The Earl of Sandwich is a Panera-style sandwich place at Downtown Disney, and they serve panini on a homemade English-muffin bread that is out of this world. The list of sandwich options is huge, but the fillings are mostly pre-sliced or pre-cooked; I went with a Caribbean jerk sandwich with chicken (pre-cooked), bell peppers, sliced banana peppers, and a jerk sauce that turned out to be mayo-based. But the bread was delicious, and my wife liked her Caprese salad sandwich, which had just the traditional fresh mozzarella, fresh basil, and sliced tomatoes, with olive oil and balsamic vinegar. The Earl also offers salads and wraps, and for breakfast they have egg sandwiches and yogurt parfaits.

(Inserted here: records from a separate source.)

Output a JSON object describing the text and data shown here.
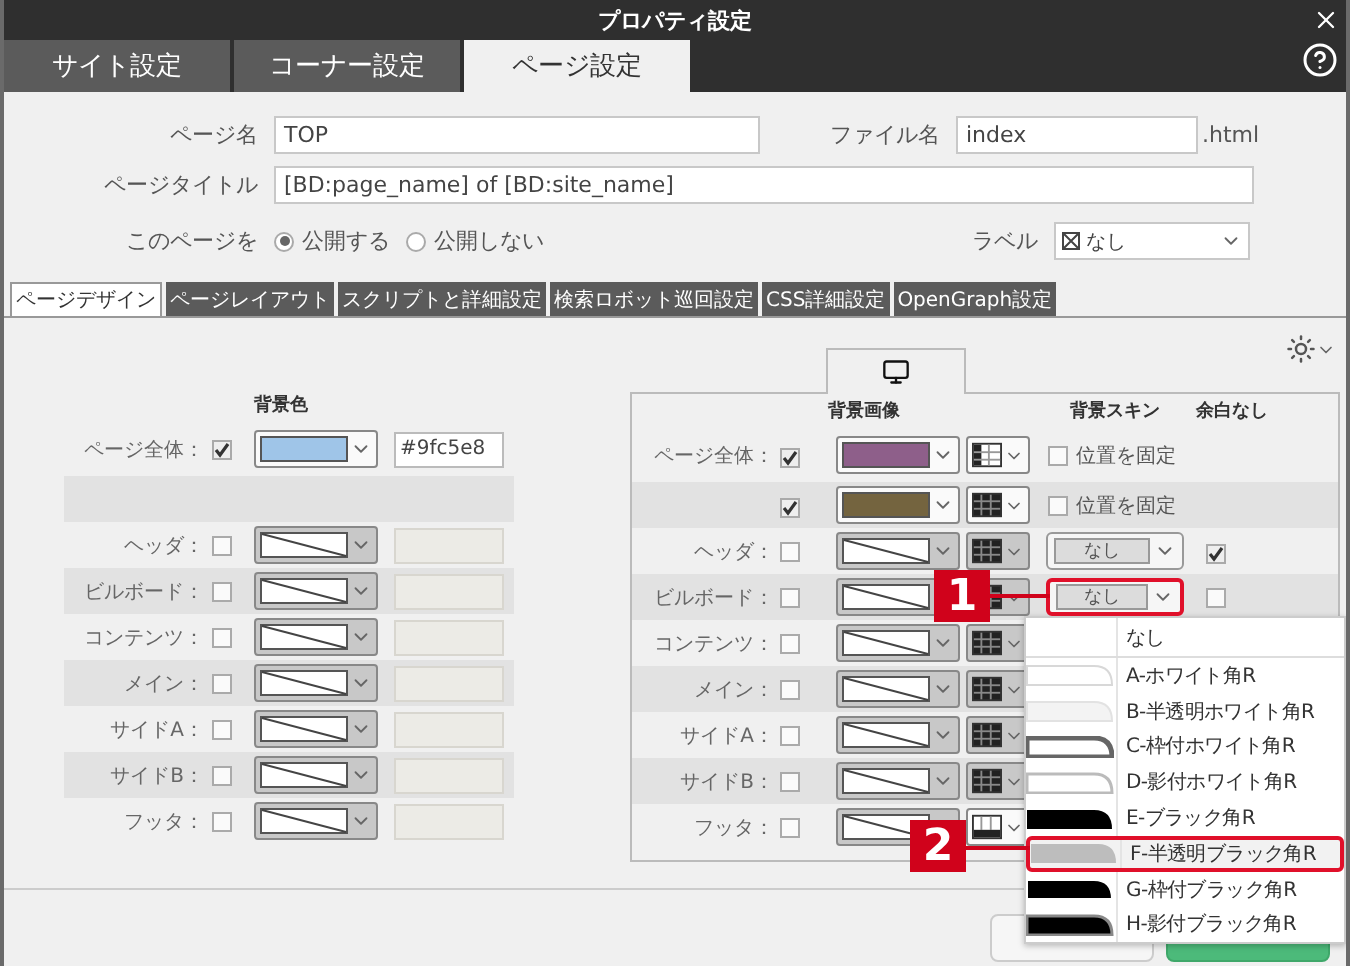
{
  "window": {
    "title": "プロパティ設定"
  },
  "tabs": [
    {
      "label": "サイト設定",
      "selected": false
    },
    {
      "label": "コーナー設定",
      "selected": false
    },
    {
      "label": "ページ設定",
      "selected": true
    }
  ],
  "page_name": {
    "label": "ページ名",
    "value": "TOP"
  },
  "file_name": {
    "label": "ファイル名",
    "value": "index",
    "suffix": ".html"
  },
  "page_title": {
    "label": "ページタイトル",
    "value": "[BD:page_name] of [BD:site_name]"
  },
  "publish": {
    "label": "このページを",
    "options": [
      {
        "label": "公開する",
        "selected": true
      },
      {
        "label": "公開しない",
        "selected": false
      }
    ]
  },
  "label_select": {
    "label": "ラベル",
    "value": "なし"
  },
  "subtabs": [
    {
      "label": "ページデザイン",
      "selected": true
    },
    {
      "label": "ページレイアウト",
      "selected": false
    },
    {
      "label": "スクリプトと詳細設定",
      "selected": false
    },
    {
      "label": "検索ロボット巡回設定",
      "selected": false
    },
    {
      "label": "CSS詳細設定",
      "selected": false
    },
    {
      "label": "OpenGraph設定",
      "selected": false
    }
  ],
  "background_color": {
    "header": "背景色",
    "rows": [
      {
        "kind": "item",
        "label": "ページ全体：",
        "checked": true,
        "color": "#9fc5e8",
        "value": "#9fc5e8"
      },
      {
        "kind": "blank"
      },
      {
        "kind": "item",
        "label": "ヘッダ：",
        "checked": false
      },
      {
        "kind": "item",
        "label": "ビルボード：",
        "checked": false
      },
      {
        "kind": "item",
        "label": "コンテンツ：",
        "checked": false
      },
      {
        "kind": "item",
        "label": "メイン：",
        "checked": false
      },
      {
        "kind": "item",
        "label": "サイドA：",
        "checked": false
      },
      {
        "kind": "item",
        "label": "サイドB：",
        "checked": false
      },
      {
        "kind": "item",
        "label": "フッタ：",
        "checked": false
      }
    ]
  },
  "background_image": {
    "headers": [
      "背景画像",
      "背景スキン",
      "余白なし"
    ],
    "rows": [
      {
        "label": "ページ全体：",
        "checked": true,
        "color": "#8e5f8a",
        "pattern": {
          "kind": "columns"
        },
        "skin": {
          "kind": "fixed",
          "label": "位置を固定",
          "checked": false
        }
      },
      {
        "checked": true,
        "color": "#74643f",
        "pattern": {
          "kind": "grid"
        },
        "skin": {
          "kind": "fixed",
          "label": "位置を固定",
          "checked": false
        }
      },
      {
        "label": "ヘッダ：",
        "checked": false,
        "pattern": {
          "kind": "grid"
        },
        "skin": {
          "kind": "select",
          "value": "なし",
          "open": false
        },
        "no_margin": true
      },
      {
        "label": "ビルボード：",
        "checked": false,
        "pattern": {
          "kind": "grid"
        },
        "skin": {
          "kind": "select",
          "value": "なし",
          "open": true
        },
        "no_margin": false
      },
      {
        "label": "コンテンツ：",
        "checked": false,
        "pattern": {
          "kind": "grid"
        }
      },
      {
        "label": "メイン：",
        "checked": false,
        "pattern": {
          "kind": "grid"
        }
      },
      {
        "label": "サイドA：",
        "checked": false,
        "pattern": {
          "kind": "grid"
        }
      },
      {
        "label": "サイドB：",
        "checked": false,
        "pattern": {
          "kind": "grid"
        }
      },
      {
        "label": "フッタ：",
        "checked": false,
        "pattern": {
          "kind": "footer"
        }
      }
    ],
    "skin_options": [
      {
        "label": "なし",
        "kind": "none",
        "selected": false
      },
      {
        "label": "A-ホワイト角R",
        "kind": "white",
        "selected": false
      },
      {
        "label": "B-半透明ホワイト角R",
        "kind": "translucent-white",
        "selected": false
      },
      {
        "label": "C-枠付ホワイト角R",
        "kind": "framed-white",
        "selected": false
      },
      {
        "label": "D-影付ホワイト角R",
        "kind": "shadow-white",
        "selected": false
      },
      {
        "label": "E-ブラック角R",
        "kind": "black",
        "selected": false
      },
      {
        "label": "F-半透明ブラック角R",
        "kind": "translucent-black",
        "selected": true
      },
      {
        "label": "G-枠付ブラック角R",
        "kind": "framed-black",
        "selected": false
      },
      {
        "label": "H-影付ブラック角R",
        "kind": "shadow-black",
        "selected": false
      }
    ]
  },
  "callouts": [
    {
      "label": "1"
    },
    {
      "label": "2"
    }
  ]
}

While we were down in Orlando, the Epcot Food & Wine Festival was just wrapping up its six-week run, so after the GM meetings ended we took the afternoon to check it out. The World Showcase part of Epcot is lined with food stands and a few shopping kiosks representing every country with a permanent pavilion, as well as separate stands for Spain, Chile, Argentina, the Dominican Republic, Peru, Ireland, South Africa, Australia, New Zealand, Oklahoma (Native American foods), India, Poland, Turkey, Greece, and the Champagne region of France (selling wines and champagne truffles). Just about everything we ate was good; the portions are very small and run $2.50-$6 for savory dishes and as little as $1.50 for desserts. Hits included “shrimp on the Barbie” (grilled marinated shrimp) from Australia, mofongo (mashed yucca with pork cracklings) and more grilled shrimp from the DR, a beef empanada from Argentina, and spanikopita from Spain. The papas con chorizo from Spain were more like a stew with a heavy tomato flavor, and the “boxty” potato pancake from Ireland was greasy and lukewarm, although the six-ounce Guinness hit the spot. I didn’t try the bobotie at the South Africa pavilion, but I did have it at Boma, and it was excellent despite the presence of raisins. My wife gave high marks to the chilaquiles from the Mexico stand, but since they were smothered in cheese, I passed. The apple strudel at Germany tasted great but the dough became a bit tough from sitting for so long, and the ginger ice cream at China was very good; we never go to Epcot without slipping into the Patisserie at the France Pavilion for a chocolate mousse. The Food & Wine Festival ran from September 28th to November 11th this year, and I hope they expand it next year so it doesn’t overlap so perfectly with the MLB playoffs.